Southern California smog worsened for a second straight year in the latest sign that progress in cleaning the nation’s most polluted air is faltering.
The dive in air quality comes even though emissions are declining, forcing regulators to explain why returns are diminishing after years of progress battling smog, the Los Angeles Times reported Wednesday.
Ozone, the harmful gas in smog that inflames the lungs and triggers asthma attacks and other health problems, has violated federal health standards 145 days this year across the sea-to-mountains South Coast air basin, The Times reported, citing data from state and local air regulators.
That’s up from 132 ozone violation days last year and 113 in 2015 across Los Angeles, Orange, Riverside and San Bernardino counties, according to the newspaper.
The last time the region had more than 140 bad air days was in 2004, when there was more than twice as much smog-forming pollution spewing out of tailpipes and smokestacks, The Times reported.

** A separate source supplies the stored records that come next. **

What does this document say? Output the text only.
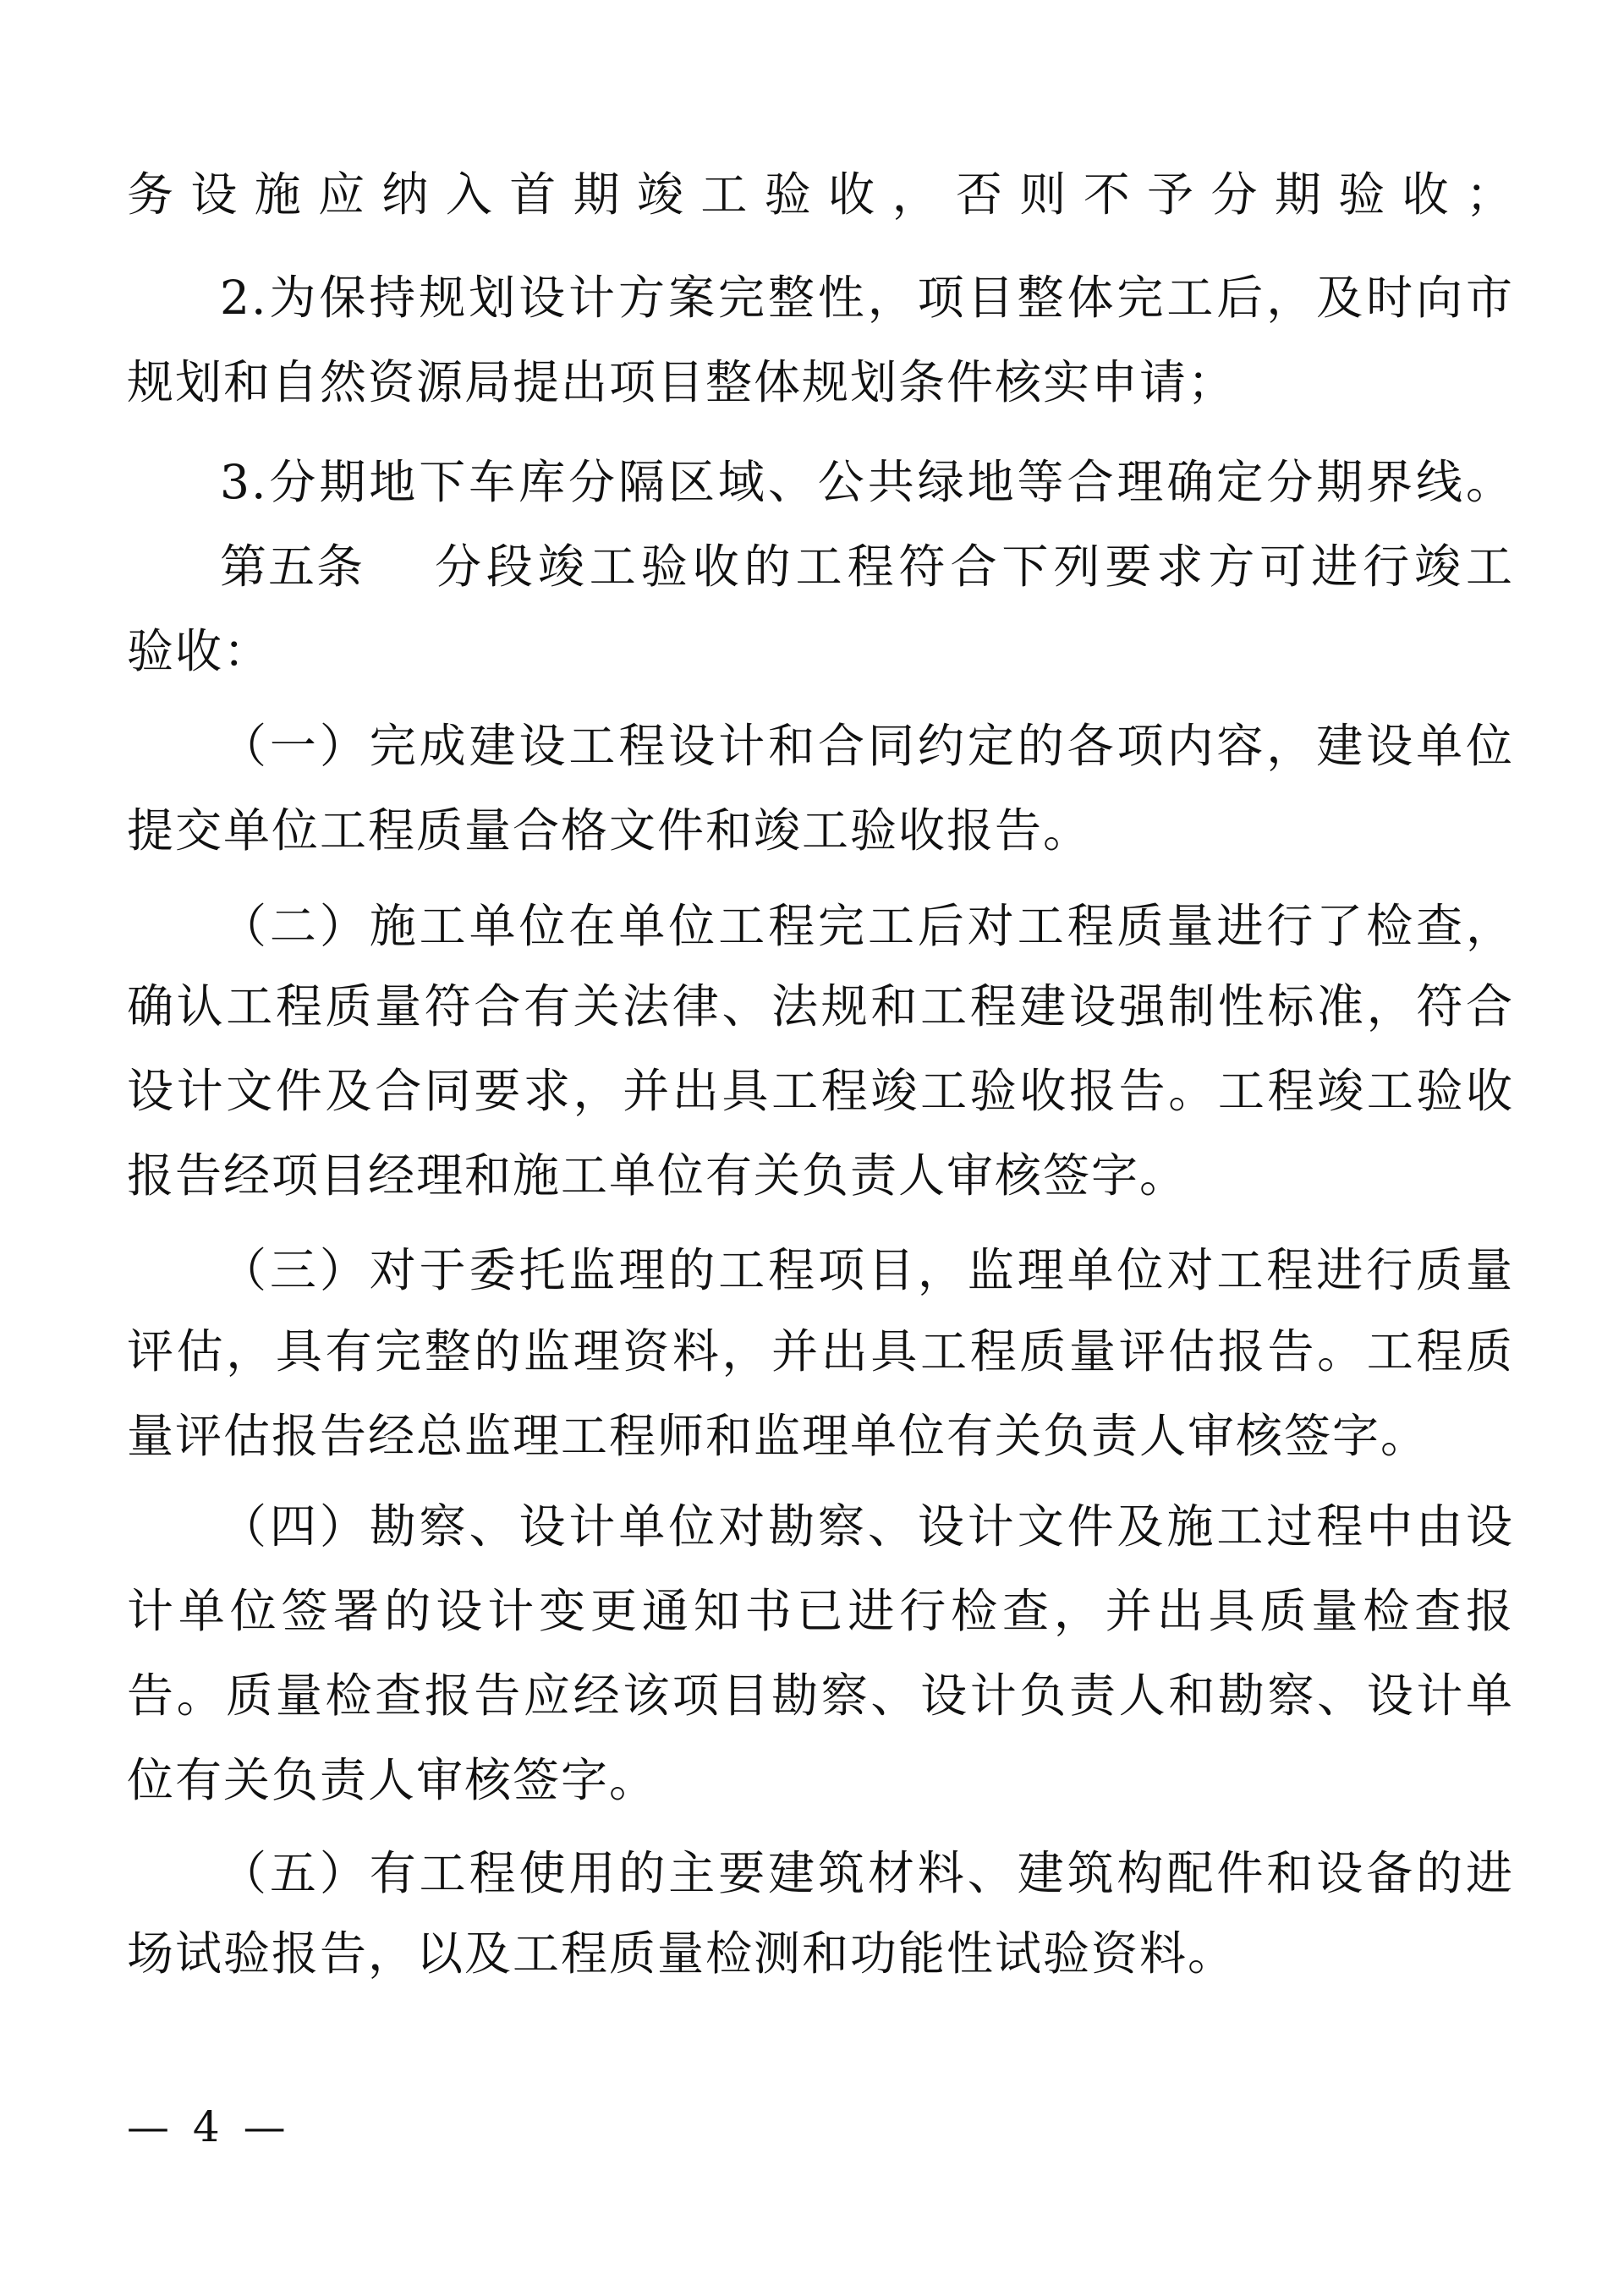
务设施应纳入首期竣工验收，否则不予分期验收；
2.为保持规划设计方案完整性，项目整体完工后，及时向市
规划和自然资源局提出项目整体规划条件核实申请；
3.分期地下车库分隔区域、公共绿地等合理确定分期界线。
第五条 分段竣工验收的工程符合下列要求方可进行竣工
验收：
（一）完成建设工程设计和合同约定的各项内容，建设单位
提交单位工程质量合格文件和竣工验收报告。
（二）施工单位在单位工程完工后对工程质量进行了检查，
确认工程质量符合有关法律、法规和工程建设强制性标准，符合
设计文件及合同要求，并出具工程竣工验收报告。工程竣工验收
报告经项目经理和施工单位有关负责人审核签字。
（三）对于委托监理的工程项目，监理单位对工程进行质量
评估，具有完整的监理资料，并出具工程质量评估报告。工程质
量评估报告经总监理工程师和监理单位有关负责人审核签字。
（四）勘察、设计单位对勘察、设计文件及施工过程中由设
计单位签署的设计变更通知书已进行检查，并出具质量检查报
告。质量检查报告应经该项目勘察、设计负责人和勘察、设计单
位有关负责人审核签字。
（五）有工程使用的主要建筑材料、建筑构配件和设备的进
场试验报告，以及工程质量检测和功能性试验资料。
— 4 —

The South Coast Air Quality Management District, the smog-control agency for the region of 17 million people, believes the uptick is probably the result of more days with hotter temperatures and inversion layers — weather patterns that trap pollution near the ground.
We’re not denying that we’ve had two really bad ozone years, Philip Fine, deputy executive officer for the district, told The Times. But he added: “It’s quite possible weather explains all of it.”
Still, air quality officials are looking into other possibilities, including whether smog-forming pollution is actually declining as predicted in its emissions models, according to The Times.